I don’t know how well the room was mic’d, but that you couldn’t hear a rising chorus of guffaws behind her says something, right there. The rest of us, the vaccine-eager, have had our shots and are starting to dream about air travel and indoor dining and maybe even going to a concert or a packed bar, but only as long as the rest, or most of the rest, of our fellow travelers and diners and music fans are also vaccinated. We want to have some fun, reasonably safely. We’re willing to accept the excellent odds that a vaccine won’t harm us for the greater good of all of the above.

People like Wolf see a slippery slope to genocide. Figures.

And that's the bad news: Besides Wolf, witness after witness spoke of the “unapproved and untested” Covid-19 vaccine, ignoring that close to 150 million Americans have received at least one dose of the three vaccines in wide use in the U.S. I can’t read every newspaper, but so far it seems we’ve avoided zombie invasions, strokes, heart attacks or convulsions, although I’ve anecdotally noticed an explosion of briefly sore arms.

Meanwhile, 18,000 Michiganians have died of Covid, and 575,000 Americans. We confront the casual indifference of the unvaccinated, the it’s-just-a-flu minimizers, the my-freedom-trumps-your-health absolutists who prattle about “a virus with a survival rate of 99 percent.” By now, many of us know Covid survivors; I certainly do. Some of them haven’t gotten their sense of smell back. Others have persistent, baffling symptoms they didn’t have before. That’s not something I’m willing to risk because you’re afraid of an imaginary loss of your “freedom.”

The rest of Wolf’s testimony was spun from her experience as “CEO of a tech company,” and if you’re going to take a woman whose doctorate is in poetry as an expert in these things, well, that’s up to you. But we are, she warned, just a hair’s breadth away from these as-yet-unknown possibly-electronic vaccine passports being turned into instruments of Chinese social-capital torture (“It takes half an hour to add AI that reads your social media commentary”) and further murky bad stuff.

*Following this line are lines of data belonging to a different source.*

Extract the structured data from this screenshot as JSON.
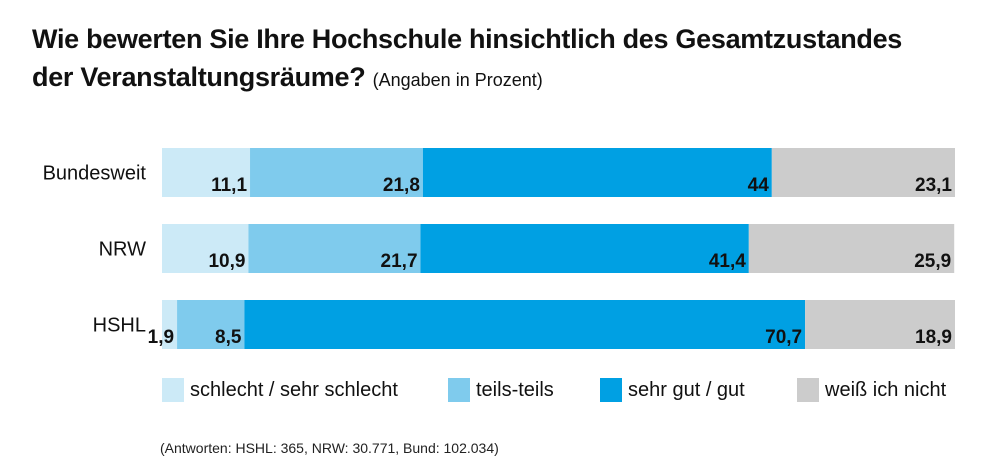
{
  "title": {
    "main_line1": "Wie bewerten Sie Ihre Hochschule hinsichtlich des Gesamtzustandes",
    "main_line2": "der Veranstaltungsräume?",
    "note": "(Angaben in Prozent)"
  },
  "footnote": "(Antworten: HSHL: 365, NRW: 30.771, Bund: 102.034)",
  "chart_data": {
    "type": "bar",
    "orientation": "horizontal",
    "stacked": true,
    "categories": [
      "Bundesweit",
      "NRW",
      "HSHL"
    ],
    "series": [
      {
        "name": "schlecht / sehr schlecht",
        "color": "#cceaf7",
        "values": [
          11.1,
          10.9,
          1.9
        ],
        "labels": [
          "11,1",
          "10,9",
          "1,9"
        ]
      },
      {
        "name": "teils-teils",
        "color": "#7fcbed",
        "values": [
          21.8,
          21.7,
          8.5
        ],
        "labels": [
          "21,8",
          "21,7",
          "8,5"
        ]
      },
      {
        "name": "sehr gut / gut",
        "color": "#00a0e3",
        "values": [
          44,
          41.4,
          70.7
        ],
        "labels": [
          "44",
          "41,4",
          "70,7"
        ]
      },
      {
        "name": "weiß ich nicht",
        "color": "#cccccc",
        "values": [
          23.1,
          25.9,
          18.9
        ],
        "labels": [
          "23,1",
          "25,9",
          "18,9"
        ]
      }
    ],
    "xlim": [
      0,
      100
    ],
    "grid": false,
    "legend_position": "bottom"
  }
}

The peace of 1970s ... Belfast?

Here are some other things Wolf believes:

► That in 2019, when she visited Belfast, Northern Ireland, which does not have 5G cellular service, it felt “the way it did in the 1970s. Calm, still, peaceful, restful, natural.” 

► That she overheard an Apple employee “boasting of a new tech” to “deliver vaccines with nanoparticles that would allow you to travel back in time.” Users of Apple’s OS who know what its backup program is called – Time Machine – didn’t enjoy that one as much as you’d think.

► That “children now don’t have the human reflex that they when you smile at them they smile back. I’m seeing kids with their lower faces hanging inertly, absolutely unmoving facial muscles, when they take their masks off. Dark circles under eyes from low oxygen. Lassitude.”

All of these are from her Twitter account in the last two years. Some of the tweets have been deleted. But it’s safe to say she is a Covid truther, has spoken of the vaccines as “a software platform that can receive uploads” and is comfortable believing lots of crazy nonsense. And in her testimony before a Republican-dominated committee in a Republican-dominated chamber, she described herself as “a lifelong Democrat” who worked on the campaigns of Bill Clinton and Al Gore. That must have felt like bipartisanship to the yahoos who invited her, this lifelong Democrat who has appeared on Alex Jones’ poison-fountain of a show, and just this month recorded a friendly interview with Steve Bannon on the same subject.

Sometimes I feel a thousand years old, because I remember when Republicans were reasonable people who told the rest of us that we should consider the greater good when making decisions, at both the personal and policy level. They called themselves communitarians. They told us to think of the children.

Now they think only of themselves (except for a few who think a whole lot about fetuses). And, like the balky children so many seem to aspire to be, they have a philosophy that fits: You can’t make me.